Cape Breton Post

Liberal budget signals election call: Urbaniak

Political scientist points to lack of details

- BY NANCY KING nking@cbpost.com

A Cape Breton University political scientist says this week’s provincial budget all but confirms that Nova Scotians are about to head to the polls.

“There’s definitely every sign that it’s a budget that is not intended to go through the full house of assembly process but is simply intended to signal an imminent election call,” Tom Urbaniak said. “More than usual, there are lines in this budget where there are some fluctuatio­ns in spending or some increases in spending but not a lot of details.”

Urbaniak said his reading is that that will give Premier Stephen McNeil room to make announceme­nts on the campaign trail and when asked about how the initiative­s will be funded he will be able to point to a line in the budget.

Finance and Treasury Minister Randy Delorey on Thursday delivered a $10.6-billion budget aimed at reducing taxes and spending on infrastruc­ture.

The budget, which was balanced, did not introduce any new taxes but it does increase the basic income tax exemption for more than 500,000 Nova Scotians — effective Jan. 1, 2018 — from $8,481 to $11,481, for anyone with an annual income under $25,000. That change in the basic personal amount will mean 60,000 low-income earners will no longer pay any income tax.

Many of the measures in the budget that will have an impact on Cape Breton — such as funding for the second cruise ship berth, Celtic Colours and the Cape Breton Centre for Arts, Culture and Innovation in Sydney — were announced in the weeks leading up to the tabling of the budget and in advance of the anticipate­d election call that could come as early as this weekend.

The budget did offer some “modest but broad-based” measures that also signal an election is close, Urbaniak said, including the tax cuts for low and middle-income Nova Scotians and the expansion of the pre-primary program and school breakfast program.

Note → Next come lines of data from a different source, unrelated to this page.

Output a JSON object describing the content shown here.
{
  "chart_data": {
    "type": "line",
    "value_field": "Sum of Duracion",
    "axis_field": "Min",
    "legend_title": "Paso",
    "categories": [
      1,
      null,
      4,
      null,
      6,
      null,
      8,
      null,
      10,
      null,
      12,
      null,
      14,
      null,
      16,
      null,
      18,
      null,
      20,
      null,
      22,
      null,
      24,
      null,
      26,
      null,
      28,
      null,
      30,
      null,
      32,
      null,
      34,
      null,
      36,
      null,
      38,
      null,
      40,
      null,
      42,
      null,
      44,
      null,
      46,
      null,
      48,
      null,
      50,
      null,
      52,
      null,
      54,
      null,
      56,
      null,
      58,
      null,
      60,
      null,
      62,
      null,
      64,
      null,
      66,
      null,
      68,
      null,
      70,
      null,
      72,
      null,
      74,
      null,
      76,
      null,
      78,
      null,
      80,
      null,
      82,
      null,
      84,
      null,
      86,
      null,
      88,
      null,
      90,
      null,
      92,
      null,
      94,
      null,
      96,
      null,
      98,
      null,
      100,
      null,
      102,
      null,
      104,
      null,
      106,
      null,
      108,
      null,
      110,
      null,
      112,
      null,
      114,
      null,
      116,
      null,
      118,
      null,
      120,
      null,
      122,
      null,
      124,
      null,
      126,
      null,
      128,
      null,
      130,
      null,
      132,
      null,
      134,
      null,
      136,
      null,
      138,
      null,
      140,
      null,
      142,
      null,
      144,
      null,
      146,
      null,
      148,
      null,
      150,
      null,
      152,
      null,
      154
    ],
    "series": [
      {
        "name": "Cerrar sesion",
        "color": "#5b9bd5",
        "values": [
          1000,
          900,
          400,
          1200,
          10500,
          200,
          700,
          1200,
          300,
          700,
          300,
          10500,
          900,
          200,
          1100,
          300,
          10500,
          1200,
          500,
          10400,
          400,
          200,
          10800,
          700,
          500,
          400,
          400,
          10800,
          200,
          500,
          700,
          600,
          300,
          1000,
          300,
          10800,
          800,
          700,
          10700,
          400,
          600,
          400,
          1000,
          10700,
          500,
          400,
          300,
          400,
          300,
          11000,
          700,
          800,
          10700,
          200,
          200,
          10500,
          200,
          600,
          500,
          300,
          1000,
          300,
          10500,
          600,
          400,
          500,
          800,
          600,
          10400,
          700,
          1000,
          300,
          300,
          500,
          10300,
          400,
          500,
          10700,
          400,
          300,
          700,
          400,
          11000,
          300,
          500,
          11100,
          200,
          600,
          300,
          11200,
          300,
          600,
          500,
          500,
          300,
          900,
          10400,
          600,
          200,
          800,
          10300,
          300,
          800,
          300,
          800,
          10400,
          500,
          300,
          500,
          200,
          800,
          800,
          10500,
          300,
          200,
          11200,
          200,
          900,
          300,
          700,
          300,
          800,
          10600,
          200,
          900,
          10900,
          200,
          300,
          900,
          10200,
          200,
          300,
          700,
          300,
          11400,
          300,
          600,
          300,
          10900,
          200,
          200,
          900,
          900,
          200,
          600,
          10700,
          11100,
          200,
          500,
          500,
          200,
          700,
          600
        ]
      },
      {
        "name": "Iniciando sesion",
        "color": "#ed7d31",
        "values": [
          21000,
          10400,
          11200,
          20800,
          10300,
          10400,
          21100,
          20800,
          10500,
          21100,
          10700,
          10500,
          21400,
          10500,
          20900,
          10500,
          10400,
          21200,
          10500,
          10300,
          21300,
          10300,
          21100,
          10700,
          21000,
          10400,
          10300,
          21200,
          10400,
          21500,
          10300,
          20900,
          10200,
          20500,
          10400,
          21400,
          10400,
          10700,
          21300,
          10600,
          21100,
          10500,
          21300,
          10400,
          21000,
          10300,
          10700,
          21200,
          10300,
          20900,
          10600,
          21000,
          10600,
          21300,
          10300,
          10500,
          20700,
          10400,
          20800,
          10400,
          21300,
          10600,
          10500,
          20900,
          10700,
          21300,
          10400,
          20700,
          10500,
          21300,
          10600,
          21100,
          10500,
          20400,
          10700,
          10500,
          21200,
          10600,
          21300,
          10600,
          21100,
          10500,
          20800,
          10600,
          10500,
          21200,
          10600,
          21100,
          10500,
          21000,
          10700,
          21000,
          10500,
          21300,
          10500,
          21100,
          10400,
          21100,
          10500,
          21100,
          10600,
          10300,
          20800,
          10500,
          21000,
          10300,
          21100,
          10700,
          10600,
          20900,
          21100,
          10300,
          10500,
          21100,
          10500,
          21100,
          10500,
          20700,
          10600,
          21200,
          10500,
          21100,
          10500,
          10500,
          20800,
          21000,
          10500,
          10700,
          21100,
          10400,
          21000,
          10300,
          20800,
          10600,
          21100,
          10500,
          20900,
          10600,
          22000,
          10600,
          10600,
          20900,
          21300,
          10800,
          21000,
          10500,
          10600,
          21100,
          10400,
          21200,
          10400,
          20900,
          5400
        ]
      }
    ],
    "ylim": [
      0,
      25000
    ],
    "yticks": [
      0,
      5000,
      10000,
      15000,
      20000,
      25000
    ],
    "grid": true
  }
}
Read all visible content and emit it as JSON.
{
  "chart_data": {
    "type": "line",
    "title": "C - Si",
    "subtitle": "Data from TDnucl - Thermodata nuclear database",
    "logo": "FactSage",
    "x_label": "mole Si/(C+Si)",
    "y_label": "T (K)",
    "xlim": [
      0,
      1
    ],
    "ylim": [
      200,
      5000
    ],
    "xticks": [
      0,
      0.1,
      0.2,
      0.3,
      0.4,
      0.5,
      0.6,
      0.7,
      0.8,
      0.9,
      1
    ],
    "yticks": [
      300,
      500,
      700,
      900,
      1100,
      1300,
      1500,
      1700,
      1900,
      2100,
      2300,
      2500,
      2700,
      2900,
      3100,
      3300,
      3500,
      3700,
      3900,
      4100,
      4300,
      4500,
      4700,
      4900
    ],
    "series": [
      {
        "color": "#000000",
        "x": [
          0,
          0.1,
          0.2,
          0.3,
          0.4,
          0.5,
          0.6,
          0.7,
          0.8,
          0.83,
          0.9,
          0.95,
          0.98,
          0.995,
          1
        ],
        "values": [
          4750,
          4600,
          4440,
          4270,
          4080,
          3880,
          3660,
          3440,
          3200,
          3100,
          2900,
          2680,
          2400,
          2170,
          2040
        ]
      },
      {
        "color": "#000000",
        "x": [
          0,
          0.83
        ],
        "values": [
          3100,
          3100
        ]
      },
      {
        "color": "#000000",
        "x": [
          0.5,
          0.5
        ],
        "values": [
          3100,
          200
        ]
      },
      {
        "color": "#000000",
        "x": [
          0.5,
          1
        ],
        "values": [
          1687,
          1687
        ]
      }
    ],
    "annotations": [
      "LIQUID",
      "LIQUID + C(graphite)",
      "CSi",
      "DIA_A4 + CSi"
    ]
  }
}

“We’re looking at those sorts of modest cost but widespread impact type policies,” Urbaniak said.

For a budget positioned on the eve of an election call, Urbaniak said he was surprised it didn’t reference “a great unifying theme” that could propel it into a second mandate if the McNeil Liberals win re-election.

He did note there was a $2-million item in the budget on studying how to reduce poverty in the province, but he believes it’s late in the mandate to announce that sort of a study.

“But where you could have seen a unifying theme is the government saying our emblem going into the next mandate is no Nova Scotian and no community left behind, and then position some of what they’ve done in this budget not as some different sprinkled measures but actually tying into that theme and showing, because the analysis would already have been done, what impact that would have on reducing poverty,” Urbaniak said.

In the Cape Breton Regional Municipali­ty, one-third of children live below the poverty line.

The supplement­ary budget documents show that the province is expecting modest population growth peaking at about 960,000 into the future, generally in the Halifax area with the rest of the province declining, Urbaniak noted.

“That would be an interestin­g conversati­on to have, I think, in the course of an election campaign — is that what you’re truly anticipati­ng, have you exhausted all the options to make sure that isn’t (the case),” he said.